- 21 Aug 2023 9:13 AM
- Hungary Matters
Hungary, central Europe and Germany, Orbán said, were “inextricably linked”. “We are and will continue to be the most natural allies in maintaining competitiveness,” he added.
Besides the manufacture of fighting vehicles, the facility also has a test track and research and development centre so that production and R&D can be done in one place, Orbán noted.
“Made in Hungary in every sense of the word,” he declared, adding that “‘Made in Hungary’ would not be what it is without German technology.”
Orbán said some people may think that the development of the Hungarian defence industry was scrambling in response to the war, but in fact the first relevant decisions were made in 2017.
The Zalaegerszeg factory was, he added, the outcome of joint German-Hungarian “wisdom and foresight” based on an assessment of the European and world political situation. He thanked Rheinmetall’s chairman and chief executive, Armin Papperger, for contributing towards the government’s decision-making.
The German Lynx fighting vehicle “manufactured on Hungarian soil” is operated by Hungarian workers and Hungarian engineers, Orbán said, adding that those involved in operating this cutting-edge technology had acquired their education in Hungarian schools, and this fact served as a riposte to those who slammed the country’s public education system.
Meanwhile, the prime minister said that strength was needed to ensure peace, and the government was pursuing its plan to create an independent defence industry. Strength for peace means mental, economic and military resilience, with mental strength needed for Hungary to “resist the pressure the backers of war who want to force the country into war,” he said.
“For Hungary, peace is the sole moral and political position to be undertaken,” he added.
Economic strength, Orbán said, was needed for Hungary to overcome problems caused by the Russia-Ukraine war and the related sanctions. And military strength is needed to demonstrate that Hungary’s security would be protected in times of war, too, he added.
The prime minister said the government had been “in crisis mode” for almost four years, but was pursuing “big plans” nonetheless.
“We haven’t abandoned creating an independent Hungarian defence industry,” he said, adding that the government was intent on ensuring that Hungarian innovation and technology would be world-class.
Hungary’s defence spending will hit 2% of GDP, and it was hopeful that this level would be maintained next year as well, Orbán said, noting that the country is obliged to maintain this level of spending as a member of NATO.
Orbán highlighted big investments made in the region, adding that Zalaegerszeg had become a vantage point to the future in terms of the vehicle industry, defence technology and electronics.
He also noted a deal involving Israeli company UVision to set up a JV plant in Hungary to manufacture combat drones. In addition, Europe’s most advanced ammunition factories will start operating in Várpalota next year, also operated jointly with Rheinmetall, he noted.
Further, the Airbus factory in Gyula manufacturing parts for combat helicopters started operating a year ago, he added.

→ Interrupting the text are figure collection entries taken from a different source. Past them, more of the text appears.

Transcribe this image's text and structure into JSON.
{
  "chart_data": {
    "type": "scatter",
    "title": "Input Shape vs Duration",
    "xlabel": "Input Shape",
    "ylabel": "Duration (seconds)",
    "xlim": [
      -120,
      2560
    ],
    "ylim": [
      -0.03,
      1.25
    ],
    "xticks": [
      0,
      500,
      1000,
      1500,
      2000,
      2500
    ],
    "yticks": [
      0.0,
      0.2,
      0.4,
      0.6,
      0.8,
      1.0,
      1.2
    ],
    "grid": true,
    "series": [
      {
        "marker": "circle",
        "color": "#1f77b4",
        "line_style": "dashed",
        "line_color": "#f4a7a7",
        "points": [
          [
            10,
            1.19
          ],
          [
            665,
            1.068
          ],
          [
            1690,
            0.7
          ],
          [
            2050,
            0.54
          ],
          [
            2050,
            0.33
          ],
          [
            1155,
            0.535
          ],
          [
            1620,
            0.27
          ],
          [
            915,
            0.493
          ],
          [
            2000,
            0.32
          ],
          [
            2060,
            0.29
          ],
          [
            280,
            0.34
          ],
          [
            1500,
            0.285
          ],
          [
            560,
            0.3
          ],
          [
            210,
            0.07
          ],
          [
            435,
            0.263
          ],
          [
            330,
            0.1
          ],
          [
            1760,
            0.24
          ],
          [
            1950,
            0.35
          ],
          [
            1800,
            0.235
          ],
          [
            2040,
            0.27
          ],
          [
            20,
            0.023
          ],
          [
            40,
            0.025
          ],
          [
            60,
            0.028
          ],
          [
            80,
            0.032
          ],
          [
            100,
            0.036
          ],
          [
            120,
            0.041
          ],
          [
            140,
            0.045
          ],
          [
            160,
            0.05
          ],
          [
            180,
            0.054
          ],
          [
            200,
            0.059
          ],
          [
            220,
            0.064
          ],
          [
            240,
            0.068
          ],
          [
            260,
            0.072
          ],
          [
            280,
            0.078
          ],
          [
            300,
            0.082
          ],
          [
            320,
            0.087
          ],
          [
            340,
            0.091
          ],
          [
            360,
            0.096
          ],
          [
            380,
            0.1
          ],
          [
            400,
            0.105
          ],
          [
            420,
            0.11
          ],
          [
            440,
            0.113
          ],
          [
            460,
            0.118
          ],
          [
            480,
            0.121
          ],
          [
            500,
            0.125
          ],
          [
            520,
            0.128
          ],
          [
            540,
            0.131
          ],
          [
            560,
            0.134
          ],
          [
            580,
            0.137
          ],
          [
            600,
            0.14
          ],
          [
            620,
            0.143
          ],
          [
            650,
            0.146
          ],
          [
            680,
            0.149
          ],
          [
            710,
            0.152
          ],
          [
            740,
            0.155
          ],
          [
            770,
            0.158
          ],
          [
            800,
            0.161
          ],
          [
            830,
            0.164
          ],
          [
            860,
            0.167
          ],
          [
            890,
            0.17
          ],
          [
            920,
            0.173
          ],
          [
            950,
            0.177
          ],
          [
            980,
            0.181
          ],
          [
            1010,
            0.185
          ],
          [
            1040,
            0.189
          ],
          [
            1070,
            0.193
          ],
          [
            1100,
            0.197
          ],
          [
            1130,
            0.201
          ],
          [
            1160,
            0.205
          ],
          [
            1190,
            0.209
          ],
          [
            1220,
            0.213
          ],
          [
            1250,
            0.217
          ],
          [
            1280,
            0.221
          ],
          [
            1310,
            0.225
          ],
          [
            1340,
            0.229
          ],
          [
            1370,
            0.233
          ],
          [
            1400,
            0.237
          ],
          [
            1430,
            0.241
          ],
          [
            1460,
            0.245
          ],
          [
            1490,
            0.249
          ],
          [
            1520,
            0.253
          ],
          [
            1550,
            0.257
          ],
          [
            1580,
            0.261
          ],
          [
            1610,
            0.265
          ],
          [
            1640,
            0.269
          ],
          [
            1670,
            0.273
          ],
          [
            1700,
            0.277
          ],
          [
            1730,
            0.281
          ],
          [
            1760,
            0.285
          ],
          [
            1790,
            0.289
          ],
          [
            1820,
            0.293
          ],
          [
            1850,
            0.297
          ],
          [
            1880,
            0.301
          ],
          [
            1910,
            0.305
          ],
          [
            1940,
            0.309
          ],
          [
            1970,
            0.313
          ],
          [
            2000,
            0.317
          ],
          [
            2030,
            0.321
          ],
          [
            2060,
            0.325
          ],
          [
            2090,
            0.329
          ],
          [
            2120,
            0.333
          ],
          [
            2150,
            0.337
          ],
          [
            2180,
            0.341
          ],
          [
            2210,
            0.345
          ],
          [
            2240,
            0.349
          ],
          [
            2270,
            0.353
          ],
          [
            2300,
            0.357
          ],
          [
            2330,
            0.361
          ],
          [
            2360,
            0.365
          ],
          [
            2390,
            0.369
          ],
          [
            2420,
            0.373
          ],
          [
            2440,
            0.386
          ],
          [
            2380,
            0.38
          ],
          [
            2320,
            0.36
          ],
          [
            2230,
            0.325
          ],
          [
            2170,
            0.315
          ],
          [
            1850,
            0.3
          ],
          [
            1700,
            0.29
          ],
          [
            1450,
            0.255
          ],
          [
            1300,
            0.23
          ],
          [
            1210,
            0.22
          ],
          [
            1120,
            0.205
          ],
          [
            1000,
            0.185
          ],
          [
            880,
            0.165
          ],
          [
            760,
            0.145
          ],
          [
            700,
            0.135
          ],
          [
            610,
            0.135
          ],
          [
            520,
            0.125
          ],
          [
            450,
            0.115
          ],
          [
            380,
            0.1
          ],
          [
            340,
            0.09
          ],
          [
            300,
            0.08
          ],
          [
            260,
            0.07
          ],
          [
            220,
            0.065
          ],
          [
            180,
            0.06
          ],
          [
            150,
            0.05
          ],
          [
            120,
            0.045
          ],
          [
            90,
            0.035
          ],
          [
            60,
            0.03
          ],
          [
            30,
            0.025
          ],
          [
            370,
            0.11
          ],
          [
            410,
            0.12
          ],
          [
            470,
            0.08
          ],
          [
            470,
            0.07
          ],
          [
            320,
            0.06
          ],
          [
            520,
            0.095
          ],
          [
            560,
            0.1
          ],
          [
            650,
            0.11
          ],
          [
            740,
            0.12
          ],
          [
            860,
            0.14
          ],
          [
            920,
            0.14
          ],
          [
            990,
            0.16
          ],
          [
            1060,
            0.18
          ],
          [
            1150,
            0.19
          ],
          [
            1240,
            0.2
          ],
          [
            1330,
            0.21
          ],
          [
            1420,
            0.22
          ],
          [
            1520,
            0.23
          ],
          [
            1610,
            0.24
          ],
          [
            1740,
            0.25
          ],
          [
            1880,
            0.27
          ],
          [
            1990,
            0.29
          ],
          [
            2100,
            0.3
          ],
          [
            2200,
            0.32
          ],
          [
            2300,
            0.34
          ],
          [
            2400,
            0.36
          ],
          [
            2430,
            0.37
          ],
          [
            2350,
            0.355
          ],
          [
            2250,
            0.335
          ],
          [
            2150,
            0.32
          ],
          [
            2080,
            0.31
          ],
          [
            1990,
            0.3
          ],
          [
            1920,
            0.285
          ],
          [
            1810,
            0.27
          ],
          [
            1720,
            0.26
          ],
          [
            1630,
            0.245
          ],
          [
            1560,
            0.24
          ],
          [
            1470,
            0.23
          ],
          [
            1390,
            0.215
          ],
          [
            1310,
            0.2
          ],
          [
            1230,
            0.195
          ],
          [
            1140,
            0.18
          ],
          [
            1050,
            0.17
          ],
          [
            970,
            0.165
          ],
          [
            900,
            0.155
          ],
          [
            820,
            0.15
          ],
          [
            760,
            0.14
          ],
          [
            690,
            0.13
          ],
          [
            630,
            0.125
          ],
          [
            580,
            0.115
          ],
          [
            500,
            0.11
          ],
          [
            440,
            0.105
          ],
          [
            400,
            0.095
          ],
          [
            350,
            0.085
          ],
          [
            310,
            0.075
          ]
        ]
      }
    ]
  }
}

The prime minister mentioned that Czech company Aero Vodochody, which manufactures combat and training aircraft, “has been taken over by Hungarians, so there is already a Hungarian-owned aircraft factory”.
Addressing the inauguration ceremony, Papperger said “Europe’s most modern and finest tank factory” provided Hungary with “outstanding defence capabilities” and had been built at record speed.
Hungary, part of the European air defence initiative, had the capability and capacity to produce air defence weapons and ammunition, he said.
“We can see that Hungary is poised to become an important player in Europe’s defence industry,” he added.
Orbán: Jobs, Inflation, Wages Top Priorities
Protecting jobs, curbing inflation and bumping up wages are vitally important for the economy, Prime Minister Viktor Orbán told public radio.
The European and Hungarian economies are now being determined by the war in Ukraine, Orbán said, adding that both would perform much better if the conflict were to come to an end.
He said “the root of the problem, the war, cannot be remedied; while there’s no peace, the war economy will be here to stay.”
“Brussels bureaucrats won’t end the sanctions” even though Hungary had been urging it to do so, he said. Ending the war would change the environment for the European economy overnight, he said.
“Peace is the only politically and ethically right approach,” he added. The government, Orbán said, was focusing on protecting jobs, noting 70,000-80,000 job vacancies in the country.
He said the Hungarian economy was geared towards providing employment to Hungarians” and the government is in the position “to offer work to anyone who wants it”.
The prime minister also referred to the government’s “radical measures” to combat inflation, which had put a lid on price gouging.
He noted the government’s inflation target of 6% for 2024, adding that the figure could be as low as 5%”.